NEWARK, Essex County (WABC) -- A Newark businessman says he never set out to be a filmmaker, and didn't even study film in college, but his successful battle against depression inspired him to make a movie and raise awareness about the issues facing the mentally ill.

William Michael "Mike" Barbee is now the picture of confidence and a beacon of hope for his community, but it wasn't always this way. In fact, this self-made entrepreneur suffered obstacles in his younger years that would have crushed another person.

Barbee is a successful businessman-turned-movie director who came to Newark's University High School to show his movie "Beyond The Silence."

"You can make it no matter which obstacles, no matter what your challenges are," he said.

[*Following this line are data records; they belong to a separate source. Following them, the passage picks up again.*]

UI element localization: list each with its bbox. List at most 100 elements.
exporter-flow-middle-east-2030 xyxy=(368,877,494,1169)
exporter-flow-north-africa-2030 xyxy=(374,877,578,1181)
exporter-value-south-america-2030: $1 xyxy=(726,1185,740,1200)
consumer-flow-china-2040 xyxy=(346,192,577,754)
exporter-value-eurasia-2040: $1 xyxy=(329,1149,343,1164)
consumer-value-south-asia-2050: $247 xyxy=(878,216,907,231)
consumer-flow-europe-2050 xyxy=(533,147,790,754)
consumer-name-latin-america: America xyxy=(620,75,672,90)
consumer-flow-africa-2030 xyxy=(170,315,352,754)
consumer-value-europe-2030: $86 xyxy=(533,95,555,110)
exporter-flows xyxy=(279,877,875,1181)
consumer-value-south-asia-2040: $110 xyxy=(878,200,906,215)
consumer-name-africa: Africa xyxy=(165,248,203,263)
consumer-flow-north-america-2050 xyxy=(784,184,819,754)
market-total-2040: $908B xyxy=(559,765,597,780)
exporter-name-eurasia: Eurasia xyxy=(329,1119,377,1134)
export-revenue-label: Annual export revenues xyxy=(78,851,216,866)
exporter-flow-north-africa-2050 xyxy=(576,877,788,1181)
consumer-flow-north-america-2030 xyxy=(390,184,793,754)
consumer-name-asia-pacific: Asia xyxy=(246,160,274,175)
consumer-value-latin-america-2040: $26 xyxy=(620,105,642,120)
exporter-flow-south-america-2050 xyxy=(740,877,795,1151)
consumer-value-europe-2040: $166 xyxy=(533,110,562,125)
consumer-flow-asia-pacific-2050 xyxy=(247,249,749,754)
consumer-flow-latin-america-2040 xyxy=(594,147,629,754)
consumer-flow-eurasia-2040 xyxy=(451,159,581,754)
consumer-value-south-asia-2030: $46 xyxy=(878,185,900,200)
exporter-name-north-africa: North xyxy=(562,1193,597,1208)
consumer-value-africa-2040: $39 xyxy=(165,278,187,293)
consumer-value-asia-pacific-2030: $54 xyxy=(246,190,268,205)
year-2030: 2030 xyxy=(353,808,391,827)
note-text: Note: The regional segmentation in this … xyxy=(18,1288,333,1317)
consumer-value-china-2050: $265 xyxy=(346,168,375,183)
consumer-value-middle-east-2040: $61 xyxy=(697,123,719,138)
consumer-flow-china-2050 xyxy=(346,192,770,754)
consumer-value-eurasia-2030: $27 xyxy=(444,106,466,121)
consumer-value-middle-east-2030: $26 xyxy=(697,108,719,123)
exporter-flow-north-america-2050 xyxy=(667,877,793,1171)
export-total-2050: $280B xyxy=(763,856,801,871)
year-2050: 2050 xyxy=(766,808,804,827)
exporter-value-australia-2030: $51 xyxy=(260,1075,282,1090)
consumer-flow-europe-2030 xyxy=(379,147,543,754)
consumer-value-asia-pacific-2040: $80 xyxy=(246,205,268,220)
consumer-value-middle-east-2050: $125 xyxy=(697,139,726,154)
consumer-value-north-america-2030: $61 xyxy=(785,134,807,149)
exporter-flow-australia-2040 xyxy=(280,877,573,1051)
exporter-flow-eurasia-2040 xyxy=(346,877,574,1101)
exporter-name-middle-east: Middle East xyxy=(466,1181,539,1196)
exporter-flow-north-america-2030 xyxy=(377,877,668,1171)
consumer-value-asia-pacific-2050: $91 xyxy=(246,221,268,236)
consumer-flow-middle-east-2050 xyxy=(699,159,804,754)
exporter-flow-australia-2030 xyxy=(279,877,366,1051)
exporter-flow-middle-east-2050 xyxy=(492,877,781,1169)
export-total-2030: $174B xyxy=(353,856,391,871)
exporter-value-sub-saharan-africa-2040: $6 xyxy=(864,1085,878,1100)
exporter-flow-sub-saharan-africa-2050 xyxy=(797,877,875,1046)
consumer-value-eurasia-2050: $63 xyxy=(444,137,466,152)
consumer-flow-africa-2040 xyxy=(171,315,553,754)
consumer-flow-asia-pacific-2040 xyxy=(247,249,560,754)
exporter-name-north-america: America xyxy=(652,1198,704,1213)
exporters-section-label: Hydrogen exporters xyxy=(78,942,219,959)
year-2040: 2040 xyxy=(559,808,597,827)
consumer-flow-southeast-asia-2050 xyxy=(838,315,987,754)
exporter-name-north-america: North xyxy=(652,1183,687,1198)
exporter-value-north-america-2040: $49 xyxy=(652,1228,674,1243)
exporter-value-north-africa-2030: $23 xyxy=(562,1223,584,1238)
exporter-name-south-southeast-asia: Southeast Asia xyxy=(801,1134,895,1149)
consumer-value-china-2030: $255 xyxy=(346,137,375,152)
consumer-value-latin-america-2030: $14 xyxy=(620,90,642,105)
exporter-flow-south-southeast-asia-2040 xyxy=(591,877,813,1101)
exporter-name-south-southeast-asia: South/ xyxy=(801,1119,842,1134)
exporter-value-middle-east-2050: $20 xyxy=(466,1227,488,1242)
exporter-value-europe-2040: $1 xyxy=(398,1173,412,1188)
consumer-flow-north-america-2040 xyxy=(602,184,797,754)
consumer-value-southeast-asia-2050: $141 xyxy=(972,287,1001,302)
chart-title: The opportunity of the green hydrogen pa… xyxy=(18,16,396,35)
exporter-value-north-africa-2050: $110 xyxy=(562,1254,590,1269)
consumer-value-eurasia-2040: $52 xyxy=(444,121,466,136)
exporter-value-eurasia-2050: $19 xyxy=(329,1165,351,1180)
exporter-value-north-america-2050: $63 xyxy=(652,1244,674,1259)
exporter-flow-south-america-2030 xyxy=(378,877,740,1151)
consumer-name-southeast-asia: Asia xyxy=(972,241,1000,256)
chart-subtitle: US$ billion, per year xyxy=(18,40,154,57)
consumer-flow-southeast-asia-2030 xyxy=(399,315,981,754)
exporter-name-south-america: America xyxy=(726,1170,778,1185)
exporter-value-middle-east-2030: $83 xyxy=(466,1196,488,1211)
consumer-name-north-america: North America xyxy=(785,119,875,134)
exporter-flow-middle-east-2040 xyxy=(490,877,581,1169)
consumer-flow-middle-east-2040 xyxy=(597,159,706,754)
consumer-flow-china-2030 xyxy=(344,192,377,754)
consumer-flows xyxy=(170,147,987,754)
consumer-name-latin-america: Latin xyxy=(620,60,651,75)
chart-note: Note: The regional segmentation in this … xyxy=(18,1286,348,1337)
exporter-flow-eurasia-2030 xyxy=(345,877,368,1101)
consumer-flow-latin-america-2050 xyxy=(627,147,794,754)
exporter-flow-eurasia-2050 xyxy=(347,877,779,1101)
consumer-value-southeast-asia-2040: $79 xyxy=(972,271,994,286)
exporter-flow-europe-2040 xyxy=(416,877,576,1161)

Barbee's path was filled with challenges.

"I remember in 1980 our house was set on fire," he said. "Watching two of our loved ones perish in the fire, going to school homeless and just watching over the years the mental toll that had on me."

He suffered from crippling depression and tried to commit suicide at the age of 20.

"What you see here is the finished product of a lot of turmoil, a lot of counseling," Barbee said.

His movie about a guy on trial for a crime he doesn't remember is inspired by Barbee's own life.

"What I had to do was put my truths inside of a fictitious character," he said.

It's a plea for us to go beyond the silence - the stigma - and understand the mentally ill.

Moving "Beyond The Silence" proved moving enough to secure an invitation to show the film in May at the Cannes Film Festival in the South of France.

Barbee called it an honor because less than 1 percent of filmmakers ever get the opportunity to go to Cannes, and he is determined to make the most of his opportunity.

"The Cannes audience can take away that mental illness is real," he said. "Recovery is possible, with help."

Barbee looked to hire some of those who live with persistent mental illness to help him make his movie, while enlisting the talents of Hollywood veterans like Bill Duke to give this project credibility.